Devant ce constat maintes fois répété, ne serait-il pas temps d’obliger les établissements financiers à prendre en charge une partie de l’effort que représente l’éducation financière ?

Un nouvel élan et de nouvelles techniques pour l’éducation financière

Dans ce domaine, ne faudrait-il pas aussi sortir des sentiers battus et utiliser les recettes du numérique qui semblent si bien réussir aux néo courtiers qui captent une part croissante des investissements. De plus, une très grande majorité de ces nouveaux investisseurs a déclaré jouer à des jeux vidéo en ligne. La gamification peut et doit être utilisée pour l’éducation financière. Les nouveaux investisseurs sont en forte demande d’informations ludiques et interactives. Il faut en profiter !

Ces techniques sont simples à mettre en place mais leur coût semble dépasser les moyens des autorités en charge de l’éducation financière. D’où la nécessité que l’industrie financière participe activement à cette démarche.

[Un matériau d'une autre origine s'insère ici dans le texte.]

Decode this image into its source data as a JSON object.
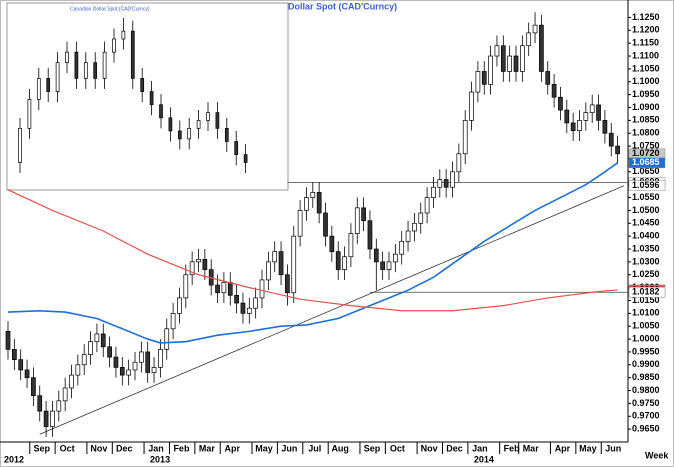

Plus de 5 ans après la mise en application de MIF, n’est-il pas aussi temps de passer à la vitesse supérieure en matière d’évaluation des préférences de l’épargnant ?

On pourrait tout d’abord faire passer le profilage de l’investisseur, avec la détermination de sa tolérance au risque et de ses objectifs, de son stade administratif et bureaucratique actuel à celui du numérique et des sciences cognitives.

On pourrait ensuite considérer que le profil issu de ce processus numérique soit la propriété de l’investisseur et non de la banque auprès de laquelle il a accompli la démarche. Cela permettrait d’éviter à ce dernier de répéter l’exercice de profilage dés qu’il change d’établissement financier. Il aurait ainsi une sorte de « permis d’investir » qui lui permettrait de mieux « conduire » dans les marchés financiers.

Enfin et surtout, ce permis d’investir pourrait aussi inciter les nouveaux investisseurs à respecter quelques règles fondamentales dans le choix de leurs investissements afin d’éviter de trop grandes déceptions sur la performance de ces mêmes investissements.